Icarus is the second novel by Russell Andrews, the nom de plume of book editor Peter Gethers and mystery novelist David Handler. Like their first one, Gideon, Icarus is relentless in its suspense and pacing. Jack Keller is a likable and believable protagonist. Unfortunately, most of the other characters in the book lack enough depth to be much more than cartoon characters; Keller's wife, in particular, seems like a lonely teenager's fantasy of the ideal woman. Still, as a straightforward action thriller, this book delivers, with enough plot twists and turns to keep the avid mystery reader guessing right up to the end. --Perry M. Atterberry
From Publishers Weekly
From ex-Villard publisher Peter Gethers and mystery writer David Handler, the pseudonymous duo who penned Gideon (1999), comes this overwritten yarn about a restaurateur It seems incredible that flaws such as meandering POV and lapses into journalistic (omniscient) expository asides could come from such well-versed professionals. However, readers who suffer through the sluggish first 100 pages will be rewarded to find that the novel eventually takes hold and moves briskly forward. Fatherless 10-year-old Jack Keller watches a madman hurl his mother out of a Manhattan skyscraper window and is saved from the same fate by his wannabe stepfather, a successful butcher who takes him in.
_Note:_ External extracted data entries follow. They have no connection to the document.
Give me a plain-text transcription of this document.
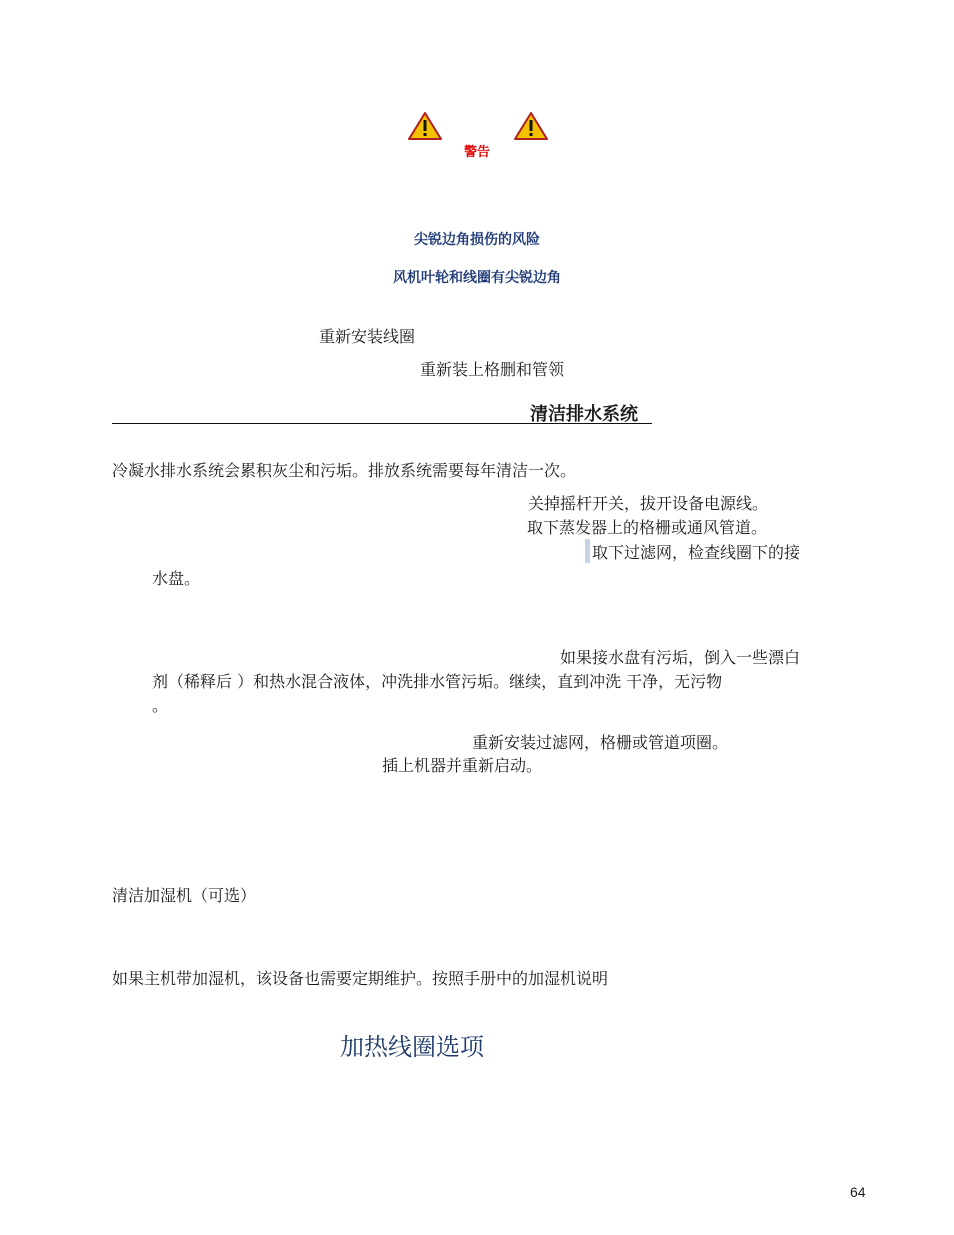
警告
尖锐边角损伤的风险
风机叶轮和线圈有尖锐边角
重新安装线圈
重新装上格删和管领
清洁排水系统
冷凝水排水系统会累积灰尘和污垢。排放系统需要每年清洁一次。
关掉摇杆开关，拔开设备电源线。
取下蒸发器上的格栅或通风管道。
取下过滤网，检查线圈下的接
水盘。
如果接水盘有污垢，倒入一些漂白
剂（稀释后 ）和热水混合液体，冲洗排水管污垢。继续，直到冲洗 干净，无污物
。
重新安装过滤网，格栅或管道项圈。
插上机器并重新启动。
清洁加湿机（可选）
如果主机带加湿机，该设备也需要定期维护。按照手册中的加湿机说明
加热线圈选项
64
At 20, Jack meets Caroline, a drop-dead gorgeous Virginia belle at Columbia University. They marry and open Jack's, a trendy New York City eatery. In four years, they own branches in Chicago, L.A., Miami and Paris. Unable to have children, they adopt Kid, a charismatic youth who, on his way to athletic fame at St. John's University, suddenly vanishes. To get on with her life, Caroline goes to hometown Charlottesville to open a restaurant. On opening day, she is brutally murdered by a masked man who also wounds Jack so badly he is left in a wheelchair. Soon the chimerical Kid shows up with a degree in physical therapy and gets Jack back on his feet. But Kid doesn't last long. When his leap from his penthouse is ruled suicide, Jack knows he must get to the bottom of the chain of deaths, no matter what the cost. Spoiled by an hors d'oeuvre tray of twists, a buffet of subplots and a glut of trivia, this chiller is plagued by the same flaws as the overstuffed (but bestselling) Gideon.